Das Internet vergisst nie

Auch nach dem neuen Datenschutz keine Löschung von Google-Suchergebnis

Veröffentlicht am: 19.09.2018
Von: ROSE & PARTNER Rechtsanwälte Steuerberater
Lesedauer:

Auch nach dem neuen Datenschutz keine Löschung von Google-Suchergebnis

Ein Beitrag von Danny Böhm

Was einmal im Internet landet, bleibt dort auch – so lautet eine gängige Annahme. Ein Mann musste dies nun persönlich erfahren. In den Google-Suchergebnissen finden sich Informationen über seinen lange Zeit zurückliegenden Gesundheitszustand, die nicht gelöscht werden müssen. Gibt es denn kein „Recht auf Vergessenwerden“ in der DSGVO?

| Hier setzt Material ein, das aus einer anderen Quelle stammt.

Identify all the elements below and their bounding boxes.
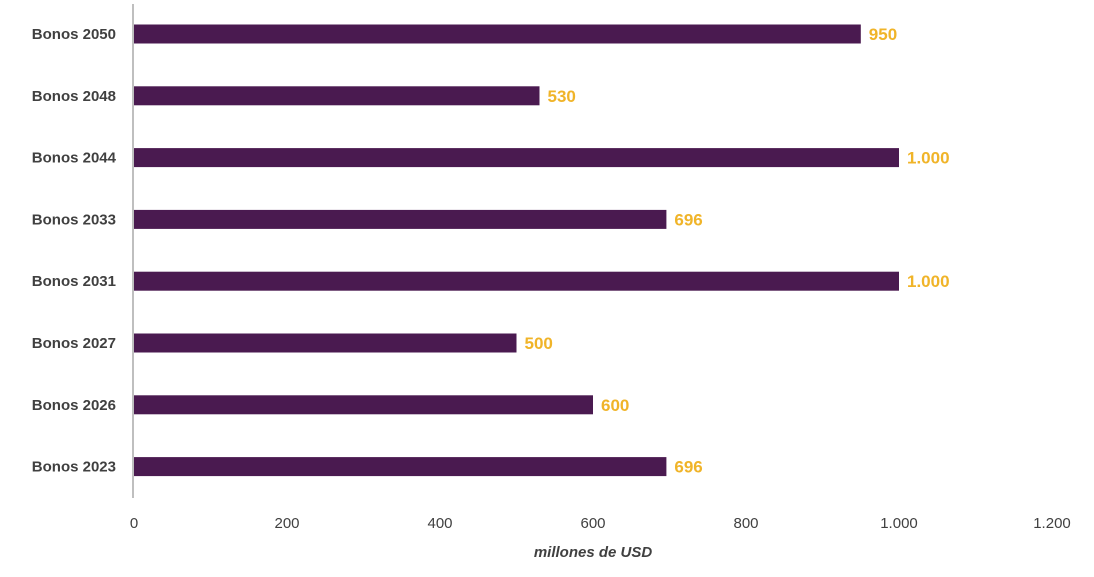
x-tick-label: 800 xyxy=(733,515,758,532)
x-tick-label: 1.200 xyxy=(1033,515,1071,532)
labels-group: Bonos 2050 950 Bonos 2048 530 Bonos 2044 1.00… xyxy=(32,25,1071,532)
bar-bonos-2050 xyxy=(134,24,861,44)
data-label: 1.000 xyxy=(907,272,950,291)
category-label: Bonos 2033 xyxy=(32,211,116,228)
category-label: Bonos 2048 xyxy=(32,88,116,105)
data-label: 696 xyxy=(674,210,702,229)
data-label: 950 xyxy=(869,25,897,44)
data-label: 530 xyxy=(548,87,576,106)
category-label: Bonos 2044 xyxy=(32,150,117,167)
bars-group xyxy=(134,24,899,477)
category-label: Bonos 2031 xyxy=(32,273,116,290)
category-label: Bonos 2050 xyxy=(32,26,116,43)
x-axis-title: millones de USD xyxy=(534,544,653,561)
bar-bonos-2023 xyxy=(134,457,667,477)
bar-bonos-2033 xyxy=(134,209,667,229)
x-tick-label: 0 xyxy=(130,515,138,532)
bar-bonos-2026 xyxy=(134,395,593,415)
data-label: 600 xyxy=(601,396,629,415)
x-tick-label: 400 xyxy=(427,515,452,532)
x-tick-label: 600 xyxy=(580,515,605,532)
category-label: Bonos 2023 xyxy=(32,459,116,476)
bar-bonos-2044 xyxy=(134,148,899,168)
category-label: Bonos 2026 xyxy=(32,397,116,414)
bar-bonos-2031 xyxy=(134,271,899,291)
data-label: 500 xyxy=(525,334,553,353)
x-tick-label: 1.000 xyxy=(880,515,918,532)
x-tick-label: 200 xyxy=(274,515,299,532)
bar-bonos-2048 xyxy=(134,86,540,106)
bar-bonos-2027 xyxy=(134,333,517,353)
data-label: 696 xyxy=(674,458,702,477)
data-label: 1.000 xyxy=(907,149,950,168)
category-label: Bonos 2027 xyxy=(32,335,116,352)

Informationsbedürfnis und der Datenschutz: Ein ewiger Zwist

Der Mann war der Geschäftsführer einer nicht unbekannten gemeinnützigen Organisation. 2011 wies sie ein enormes finanzielles Defizit auf und geriet in die Schlagzeilen der Presse. Wegen seiner gesundheitsbedingten Krankmeldung wurde mit namentlicher Nennung über ihn berichtet. Wird der Name bei Google gesucht, dann erschienen auch im Jahr 2018 noch fünf Links mit den entsprechenden Nachrichten auf Presseportalen. Dagegen klagte der Mann vor Gericht.

Das Landgericht wie auch das Oberlandesgericht in Frankfurt wiesen die Klage ab. Zwar müsse der amerikanische Internetriese den Datenschutz gemäß der Datenschutzgrundverordnung beachten. Im behandelten Fall überwiege die Kommunikationsfreiheit des Konzerns der Informationellen Selbstbestimmung des Klägers. Bezuggenommen wurde bei der Beurteilung des Falles auf das wegweisende Urteil des EuGHs aus dem Jahr 2014, in dem das „Recht auf Vergessenwerden“ entwickelt wurde. Inzwischen ist das Löschungsrecht in Art. 17 DSGVO gesetzlich normiert. Rechtskräftig ist das Urteil noch nicht. Die Revision zum BGH ist wegen grundsätzlicher Bedeutung für den Datenschutz zugelassen worden.

Unter besonderen Umständen kann man beim Datenschutz vergessen werden

Bei einem Löschungsanspruch nach der DSGVO muss das informationelle Selbstbestimmungsrecht des Einzelnen mit der Kommunikationsfreiheit des Suchmaschinenbetreibers abgewogen werden. Durch die Bereitstellung der Links auf der Suchmaschine werden sensible Informationen über den Gesundheitszustand des ehemaligen Geschäftsführers einer großen Anzahl von Menschen preisgegeben. Dieser Schutz gehe allerdings nur bis zur Grenze der Erforderlichkeit.

Zwar müssen Suchmaschinenbetreiber in ihrer besonderen Stellung dann handeln, wenn sie einen konkreten Hinweis bekommen. In diesem Fall fehle es allerdings an einer Rechtsverletzung. Es komme auch nach Inkrafttreten der DSGVO immer auf eine Einzelfallabwägung zwischen den Interessen des Betroffenen und dem Öffentlichkeitsinteresse.

Im konkreten Fall entschieden die Richter zugunsten der Suchmaschine. Die Berichterstattung aus 2011 sei rechtmäßig gewesen. Die Öffentlichkeit hätte ein Interesse an seinem Gesundheitszustand gehabt. Immerhin war dies der Grund, warum er seine geschäftsführende Tätigkeit nicht mehr wahrnehmen konnte. Das früher vom EuGH zugesprochene "Recht auf Vergessenwerden" könne bei einem überwiegenden persönlichen Interesse wie im konkreten Fall nicht angewandt werden.

Es gibt keine schlechte PR – oder vielleicht doch?

Mit der Einführung der DSGVO müssen noch viele Fälle vor Gericht geklärt werden, damit sich eine gefestigte Rechtsprechung für die Praxis ergibt. Ob sich die Ansicht der Frankfurt Richter durchsetzt, wird in letzter Instanz der EuGH zu entscheiden haben. 

Fest steht, dass unliebsame Berichterstattung nur solange hingenommen werden muss, wie das Berichterstattungsinteresse im Einzelfall überwiegt. Rechtswidrige Eingriffe können hingegen vor Gericht abgewehrt werden. Hierfür steht den Betroffenen neben dem Datenschutzrecht auch das Persönlichkeits- bzw. Unternehmenspersönlichkeitsrecht zur Verfügung.